Saturday, August 20, 2005

The National Collegiate Athletic Association created some wiggle room yesterday in its recent decision to ban American Indian imagery, announcing that it would give latitude to universities whose “namesake” tribe supports the mascot.

A newly formed staff committee charged with reviewing appeals to the Aug. 5 ruling will take into account the university’s relationship with the tribe as a “primary factor,” according to a statement released yesterday by the NCAA.

The announcement was good news at the home of the Fighting Sioux — the University of North Dakota, whose president fired off a letter last week announcing his intention to appeal the decision and, if necessary, take the matter to court.

But Vernon Bellecourt, president of the National Coalition on Racism in Sports and Media, said a tribal council’s seal of approval shouldn’t stop the NCAA from enforcing its ruling, which would ban American Indian nicknames and imagery in postseason tournaments.

Yesterday’s decision by the NCAA also was hailed at Florida State University — the home of the Seminoles, which enjoys a strong relationship with the Seminole Nation of Florida. On June 17, the tribal council voted unanimously to affirm “its ongoing support of the university’s use of its name and symbols.”

“We are hopeful that the NCAA will recognize the sovereignty of the Seminole Tribe of Florida and respect its support of Florida State University’s use of the Seminole name,” FSU President T.K. Wetherell said yesterday.

However, Mr. Bellecourt called the Seminole council members “hang-around-the-fort Indians,” a reference to American Indians who were friendly with the U.S. Army and set up camp near their forts during the 1800s.

“The tribal leaders don’t speak for all Seminoles, and there are Seminoles who oppose the use of the Seminole name as a sports mascot,” said Mr. Bellecourt, a member of the Objiwe Nation in Minnesota.

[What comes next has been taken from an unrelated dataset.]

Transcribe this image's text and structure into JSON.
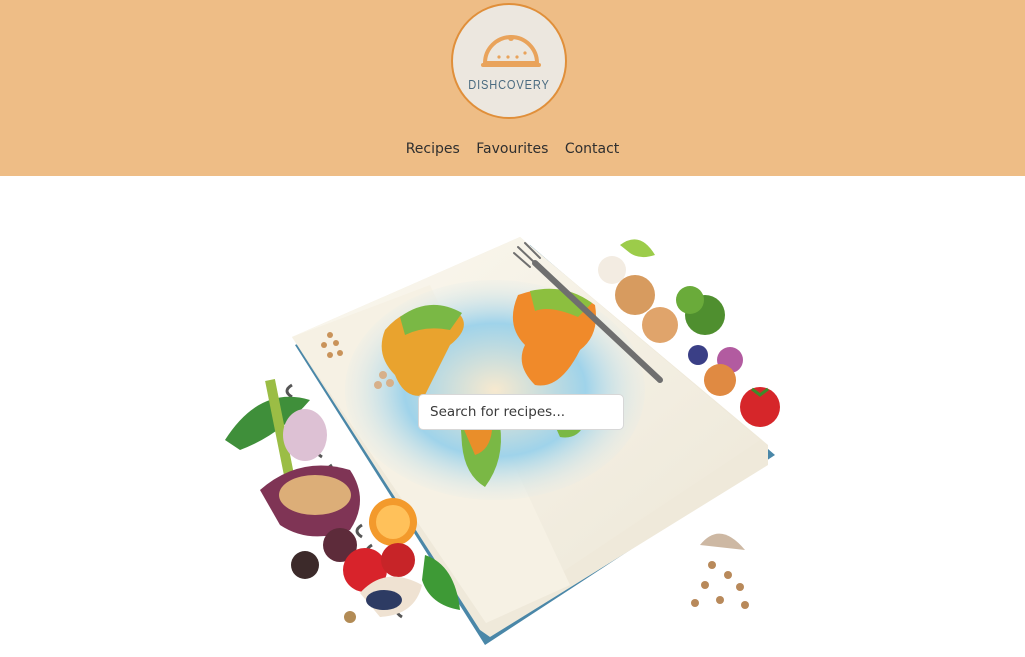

NCAA spokesman Erik Christianson said Florida State was the only university among the 18 with nicknames deemed “hostile or abusive” to have filed a formal appeal. The committee will begin considering the appeal Monday.

University of North Dakota President Charles E. Kupchella had said he was “stunned” and “angry” to see the Fighting Sioux included on the list of “hostile or abusive” mascots.

He noted that the university has no mascot, just a name and a logo designed by Ben Brien, a well-known Indian artist.

What’s more, Mr. Kupchella said, the logo is almost identical to those found on U.S. coins and North Dakota Highway Patrol cars.

It’s almost impossible to escape Indian references and names in North Dakota and its surrounding states, he said.

“I think you should find my confusion here understandable, since obviously if we were to call our teams ‘The Dakotans,’ we would actually be in more direct violation of what apparently the NCAA is trying to establish as a rule, even though this is the name of our state,” Mr. Kupchella said in an Aug. 12 letter to the NCAA.

The state’s two Sioux tribes are divided on the nickname issue. The Spirit Lake Sioux traditionally have supported the name, while the Standing Rock Sioux have opposed it, university spokesman Peter Johnson said.

The school can hardly be considered “hostile” to American Indians, university officials said. It enrolls 400 American Indian students and offers a wide array of specialized programs, including Indians in Medicine, which Mr. Kupchella credited with generating 20 percent of the nation’s American Indian doctors.

“I am very proud when I visit reservations in our state to see that a large number of the teachers, doctors, college presidents and other leaders are graduates of the University of North Dakota,” Mr. Kupchella said. “Do you really expect us to host a tournament in which these names and images are covered in some way that would imply that we are ashamed of them?”

Mr. Bellecourt said the university’s argument reminded him of Southerners who supported Jim Crow laws. “It’s ‘separate but equal’ all over again,” he said.